Call center

Aquel cabaret mexicano era como cualquier película mexicana, un aullido de colores, un exceso de formas, luces, sonidos. Canciones pegadizas le salían al paso, románticas por demás como esas chicas gruesas, de bigotes a lo Frida y labios inflamables, que relojeaban detrás de una cortina sucia. Se quedó en la puerta, fumando para no hablar, viendo lo suficiente como para saber que el sexo no estaba ahí, que la noche prometía algo mejor que esas desalineadas julietas de utilería. Prometía, bendita Virgen de Guadalupe, esa chica del call center que amaba las novelas de Boris Vian y odiaba con fervor los boleros, toda esa pasión impostada. Ella valía mucho más que dos polvos y dos Jack Daniel's. Sin que él se diera cuenta, le escribió un nombre y un teléfono en el pasaporte. Al otro día, varado en el aeropuerto, la llamó y llamó sin resultado. Ella no contestó. Demasiado trabajo, pensó resignado.

Acting

No hizo falta mentirle ni improvisar una excusa más o menos convincente. Salía a comprar cigarrillos como todos los días. Su mujer lo miró a los ojos pero no le dijo nada. Después cerró la puerta con el temor de siempre.

Tu puerta

Mirás la lluvia pensando que alguien debería golpear tu puerta en este preciso momento. Y aunque nadie llega, en tu corazón anegado la música gira una última llave y el que dormía en vos te saca a bailar como entonces.

Contame

El ventilador de techo va por su vuelta 108.957 cuando suena el timbre. Molesto, muy molesto porque han interrumpido su conteo, le abre al sodero y apuntándole en la frente antes de que el otro le lance su acostumbrando “Buenos días, jefe”, le dice, más bien le exige: “Empezá a contar. ¡Ya!”. Pálido y totalmente aterrorizado, el sorprendido hombre de unos 50 años se larga a contar titubeante: “1, 2, 3, 4, cin…” en la mitad del cinco suena el disparo.
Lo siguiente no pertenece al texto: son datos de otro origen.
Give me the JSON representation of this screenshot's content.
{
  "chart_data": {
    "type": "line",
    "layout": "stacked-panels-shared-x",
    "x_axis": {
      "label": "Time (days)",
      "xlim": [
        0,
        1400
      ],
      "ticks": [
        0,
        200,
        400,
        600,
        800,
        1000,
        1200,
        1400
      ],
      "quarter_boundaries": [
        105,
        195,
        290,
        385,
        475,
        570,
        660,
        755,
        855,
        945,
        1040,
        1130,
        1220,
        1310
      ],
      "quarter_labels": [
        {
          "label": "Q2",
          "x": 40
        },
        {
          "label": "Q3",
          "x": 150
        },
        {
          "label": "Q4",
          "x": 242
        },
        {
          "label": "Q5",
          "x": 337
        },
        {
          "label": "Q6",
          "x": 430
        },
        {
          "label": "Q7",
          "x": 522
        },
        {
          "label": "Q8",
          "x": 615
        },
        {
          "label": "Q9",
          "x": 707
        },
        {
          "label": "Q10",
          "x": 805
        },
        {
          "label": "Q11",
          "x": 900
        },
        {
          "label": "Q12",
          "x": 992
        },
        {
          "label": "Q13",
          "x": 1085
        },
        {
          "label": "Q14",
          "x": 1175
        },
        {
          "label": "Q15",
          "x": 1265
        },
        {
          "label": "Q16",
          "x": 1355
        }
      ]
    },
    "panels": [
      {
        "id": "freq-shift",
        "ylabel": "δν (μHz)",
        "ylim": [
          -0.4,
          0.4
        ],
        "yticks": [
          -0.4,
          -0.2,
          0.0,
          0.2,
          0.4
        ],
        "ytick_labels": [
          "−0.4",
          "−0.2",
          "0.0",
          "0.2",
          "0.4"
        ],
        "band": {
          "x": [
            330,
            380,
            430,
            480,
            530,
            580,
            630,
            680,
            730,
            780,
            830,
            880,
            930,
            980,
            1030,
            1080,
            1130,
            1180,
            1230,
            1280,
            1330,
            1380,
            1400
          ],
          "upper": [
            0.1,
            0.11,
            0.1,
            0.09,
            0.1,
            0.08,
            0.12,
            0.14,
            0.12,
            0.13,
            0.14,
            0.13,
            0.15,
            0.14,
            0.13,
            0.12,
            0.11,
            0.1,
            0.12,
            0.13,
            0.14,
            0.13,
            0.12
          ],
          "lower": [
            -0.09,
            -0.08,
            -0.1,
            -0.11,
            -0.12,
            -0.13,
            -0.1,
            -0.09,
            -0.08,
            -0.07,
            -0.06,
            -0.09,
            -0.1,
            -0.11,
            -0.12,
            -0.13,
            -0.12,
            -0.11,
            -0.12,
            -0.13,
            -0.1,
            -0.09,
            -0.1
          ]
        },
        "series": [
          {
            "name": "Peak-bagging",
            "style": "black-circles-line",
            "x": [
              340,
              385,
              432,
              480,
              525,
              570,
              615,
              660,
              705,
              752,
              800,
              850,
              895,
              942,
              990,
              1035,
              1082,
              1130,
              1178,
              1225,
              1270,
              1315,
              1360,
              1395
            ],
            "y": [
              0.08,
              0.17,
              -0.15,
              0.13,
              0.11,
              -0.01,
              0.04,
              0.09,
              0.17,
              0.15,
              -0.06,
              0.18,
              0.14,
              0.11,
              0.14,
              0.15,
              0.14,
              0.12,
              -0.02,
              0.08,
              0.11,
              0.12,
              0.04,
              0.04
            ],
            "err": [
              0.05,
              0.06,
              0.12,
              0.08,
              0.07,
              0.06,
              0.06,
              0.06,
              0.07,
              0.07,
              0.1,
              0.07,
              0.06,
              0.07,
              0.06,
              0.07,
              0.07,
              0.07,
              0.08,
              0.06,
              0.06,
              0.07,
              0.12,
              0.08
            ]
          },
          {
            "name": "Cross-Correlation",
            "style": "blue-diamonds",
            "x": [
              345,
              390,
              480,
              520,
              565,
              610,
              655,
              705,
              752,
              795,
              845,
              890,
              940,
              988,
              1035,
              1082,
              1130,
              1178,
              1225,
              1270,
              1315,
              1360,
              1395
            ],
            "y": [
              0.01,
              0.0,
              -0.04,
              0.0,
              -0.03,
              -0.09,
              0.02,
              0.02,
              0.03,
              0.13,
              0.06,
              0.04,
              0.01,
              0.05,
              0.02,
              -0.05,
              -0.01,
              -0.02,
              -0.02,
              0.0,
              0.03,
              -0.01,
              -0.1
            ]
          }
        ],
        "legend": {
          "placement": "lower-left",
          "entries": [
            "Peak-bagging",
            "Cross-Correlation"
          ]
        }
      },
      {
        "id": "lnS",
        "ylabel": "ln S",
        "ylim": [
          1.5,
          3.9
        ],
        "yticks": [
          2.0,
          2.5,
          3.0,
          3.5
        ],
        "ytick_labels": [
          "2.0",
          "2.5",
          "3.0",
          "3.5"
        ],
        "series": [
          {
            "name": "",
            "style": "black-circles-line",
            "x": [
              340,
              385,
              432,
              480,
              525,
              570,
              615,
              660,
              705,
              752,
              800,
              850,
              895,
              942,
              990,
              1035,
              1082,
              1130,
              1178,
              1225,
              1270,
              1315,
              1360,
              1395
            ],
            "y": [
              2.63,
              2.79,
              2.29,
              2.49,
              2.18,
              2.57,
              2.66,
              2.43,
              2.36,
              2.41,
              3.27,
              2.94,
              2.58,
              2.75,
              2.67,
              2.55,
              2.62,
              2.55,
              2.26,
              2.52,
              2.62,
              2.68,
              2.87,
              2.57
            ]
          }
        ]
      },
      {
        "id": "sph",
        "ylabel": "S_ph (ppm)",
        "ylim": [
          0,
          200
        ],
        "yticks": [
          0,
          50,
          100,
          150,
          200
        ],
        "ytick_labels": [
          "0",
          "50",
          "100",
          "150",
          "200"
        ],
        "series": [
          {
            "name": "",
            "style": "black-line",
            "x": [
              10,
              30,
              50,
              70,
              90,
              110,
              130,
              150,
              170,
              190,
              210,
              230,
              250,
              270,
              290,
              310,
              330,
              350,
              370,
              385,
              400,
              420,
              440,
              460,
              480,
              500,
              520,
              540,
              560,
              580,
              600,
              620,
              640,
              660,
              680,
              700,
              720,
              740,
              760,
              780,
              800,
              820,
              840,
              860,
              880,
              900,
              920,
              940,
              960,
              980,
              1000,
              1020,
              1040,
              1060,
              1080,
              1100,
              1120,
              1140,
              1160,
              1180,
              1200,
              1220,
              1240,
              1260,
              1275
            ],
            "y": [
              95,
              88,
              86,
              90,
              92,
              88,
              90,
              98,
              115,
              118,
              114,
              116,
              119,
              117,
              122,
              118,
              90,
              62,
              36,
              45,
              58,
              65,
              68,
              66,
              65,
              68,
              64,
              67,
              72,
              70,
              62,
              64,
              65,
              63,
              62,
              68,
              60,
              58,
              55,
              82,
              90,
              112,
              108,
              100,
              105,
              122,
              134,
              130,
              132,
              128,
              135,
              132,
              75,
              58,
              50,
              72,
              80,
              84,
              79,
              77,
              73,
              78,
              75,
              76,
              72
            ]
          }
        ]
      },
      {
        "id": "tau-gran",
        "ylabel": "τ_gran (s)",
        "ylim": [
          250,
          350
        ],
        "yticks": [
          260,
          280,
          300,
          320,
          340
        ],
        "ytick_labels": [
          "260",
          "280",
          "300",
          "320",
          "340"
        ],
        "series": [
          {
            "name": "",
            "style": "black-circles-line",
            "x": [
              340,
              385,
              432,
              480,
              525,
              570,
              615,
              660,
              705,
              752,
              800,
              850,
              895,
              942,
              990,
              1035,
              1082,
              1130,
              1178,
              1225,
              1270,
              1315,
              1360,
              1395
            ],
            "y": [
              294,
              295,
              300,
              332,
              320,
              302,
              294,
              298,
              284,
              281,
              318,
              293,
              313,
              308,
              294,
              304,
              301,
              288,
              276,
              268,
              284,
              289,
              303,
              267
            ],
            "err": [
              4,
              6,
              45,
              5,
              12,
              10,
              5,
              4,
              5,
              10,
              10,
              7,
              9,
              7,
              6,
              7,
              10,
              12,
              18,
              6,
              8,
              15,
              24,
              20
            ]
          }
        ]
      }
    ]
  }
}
Con sus últimas fuerzas, el sodero exhala “…co”. Más relajado, el dueño de casa cierra la puerta de calle, vuelve a su pieza y recomienza el conteo interrumpido. Esta vez arranca desde cinco.

Tres deseos

La moneda está en el aire. La niña mira y no cae. El niño cuenta los segundos y tampoco cae. Un hombre, que bien podría ser el padre de ambos, piensa que debe tratarse de una foto. Hasta que de repente cae y ya no son los mismos: sus deseos se han cumplido y en un pestañeo desaparecen de allí. La niña es una más en el casting de Narnia, el niño festeja el gol del campeonato y el hombre está con la mujer de su vida. ¿La que arrojó la moneda?

Un tipo más

Entró en la etapa Tahoma después de años entregado a la Arial. El había sido un tipo más de la Times (con ascendente en Helvética) en aquellos años de escasos cambios, de vida organizada y mínimas digresiones. Ahora lo suyo lleva el sello de los puntos suspensivos; no quiere oír hablar de paréntesis ni corchetes. Quiere aire, pocas comas, mucho blanco; sobre todo mucho blanco. Su presente se reduce a poco más de 1.000 caracteres. Suficiente para decir, y decirse, que no todo habrá de terminar con un punto.

Alféizar

Dijo ella: nunca usás la palabra alféizar. Tenés razón, le dije. Me dice: ¿Qué te parece si hablás de una paloma que cae en tu ventana, herida por el disparo de un rifle? Escribís, por ejemplo,”esa mañana, como todas las mañanas, no vi sólo la montaña desde mi ventana. Obstruyendo mi privilegiada visión de la cordillera había una paloma herida sobre el alféizar”. No me gusta, le dije. Y fui por el rifle.